Creation of a text listing file (extension .lst) similar to the listing file of the MASM or TASM compiler for programs in the Assembler language. Given that creating a compiler is a time-consuming process, significant restrictions are used on the list of valid machine instructions, modes of addressing data and commands, and valid directives, which are a subset of the standard language of the Intel Processor Assembly.
Project is created with:
- C++
- gcc: version 6.3.0
git clone and run a program with the following makefile:
$ make
*Identifiers*
Contains capital letters of the Latin alphabet and numbers. They start with a letter. The length of identifiers is no more than 7 characters
*Constants*
Hexadecimal and text constants
*Directives*
END,
SEGMENT - without operands, ENDS, PROC,ENDP,ASSUME
DB, DW, DD with one operand - a constant (string constants only for DB)
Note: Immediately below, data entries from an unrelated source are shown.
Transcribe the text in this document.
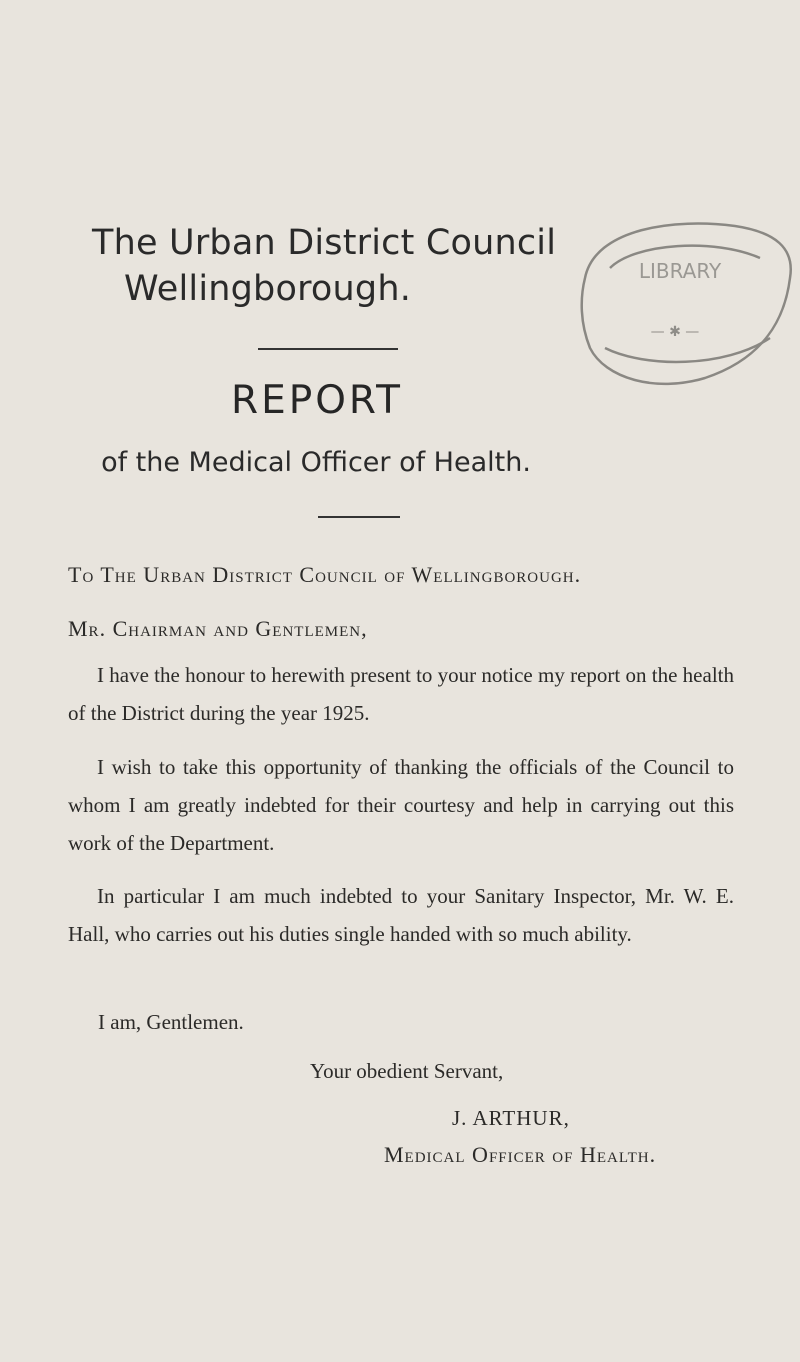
The Urban District Council
Wellingborough.
REPORT
of the Medical Officer of Health.
To The Urban District Council of Wellingborough.
Mr. Chairman and Gentlemen,
I have the honour to herewith present to your notice my report on the health of the District during the year 1925.
I wish to take this opportunity of thanking the officials of the Council to whom I am greatly indebted for their courtesy and help in carrying out this work of the Department.
In particular I am much indebted to your Sanitary Inspector, Mr. W. E. Hall, who carries out his duties single handed with so much ability.
I am, Gentlemen.
Your obedient Servant,
J. ARTHUR,
Medical Officer of Health.
LIBRARY
— ✱ —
Directives DW and DD can have a name or a label as an operand
*Bit rate of data and addresses*
16-bit data and offset in the segment, 32-bit data and offset are not used
*Addressing of memory operands*
Basic index addressing (VAL[BP+SI],VAL[BX+DI]), etc
*Replacing segments*
Segment replacement prefixes are automatically generated by the translator if necessary
*Machine commands*
Ret
Push **reg**
Pop **mem**
Mov **reg**, **mem**
Mov **reg**, **imm**
Jne
Call (with direct and indirect addressing, intra-segment and inter-segment)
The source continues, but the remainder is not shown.